Does stone get too hot for plants in a Myrtle Beach summer — I've heard it can superheat the ground?

Light-colored stones like white marble chip or tan pea gravel reflect more solar radiation and stay significantly cooler than dark river rock or black lava stone in Myrtle Beach's intense summer sun. Dark stone in direct southern exposure can reach surface temperatures that damage shallow roots and stem bases of heat-sensitive plants. If you're integrating stone around plantings rather than in purely hardscape areas, stick with lighter-colored materials and keep stone pulled back a few inches from trunks and stems. In purely decorative or walkway applications away from plant crowns, most standard stone choices perform fine throughout the Myrtle Beach summer.

Answer

Do I need landscape fabric under stone in Myrtle Beach, or can I just lay it directly on the sand?

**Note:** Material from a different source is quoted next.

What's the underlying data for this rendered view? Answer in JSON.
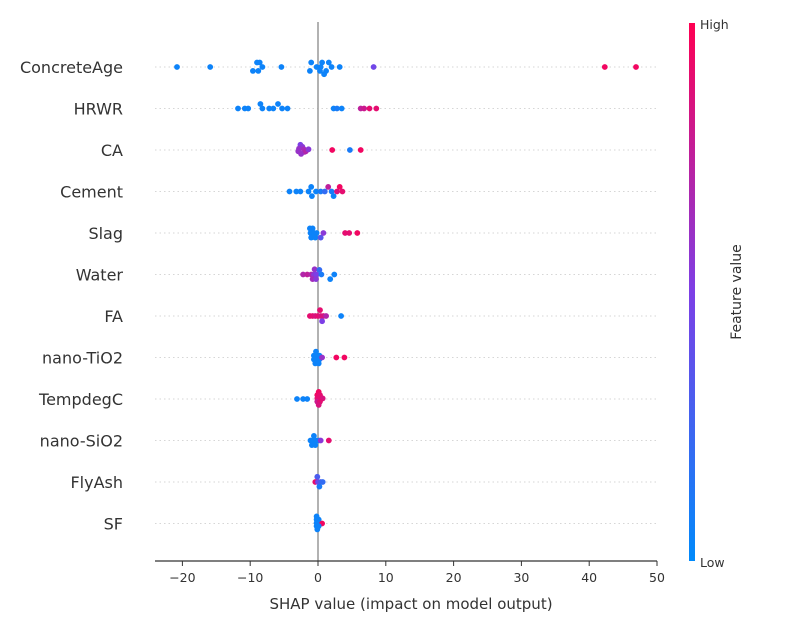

Landscape fabric is strongly recommended under stone installations in Myrtle Beach — without it, the sandy native soil works its way up through the stone layer surprisingly quickly, creating a muddy mixture that's difficult to restore and accelerates weed growth right through the stone surface. This 'sand pumping' effect is driven partly by rainfall impact and partly by foot traffic vibration, and it's more pronounced in sandy coastal soil than in heavier soils further inland. Use a woven geotextile fabric rated for stone applications, not standard plastic sheeting, which traps water and breaks down quickly in the humid coastal climate.

Answer

For my beach house that I'm away from most of the year, which is better — stone or mulch for the front beds?

For a vacation or second home along the Grand Strand, stone is the clear practical winner. Mulch requires annual refreshing, can wash or blow out of beds during summer storms, and looks tired and faded by the time you return from a winter away. A properly installed stone bed with landscape fabric underneath holds its appearance for years without attention, doesn't decompose in Myrtle Beach's humid climate, and won't harbor the fire ant colonies that can establish quickly in warm, moist mulch. The upfront cost is higher, but for an unattended property, stone pays for itself almost immediately in saved maintenance and avoided re-application costs.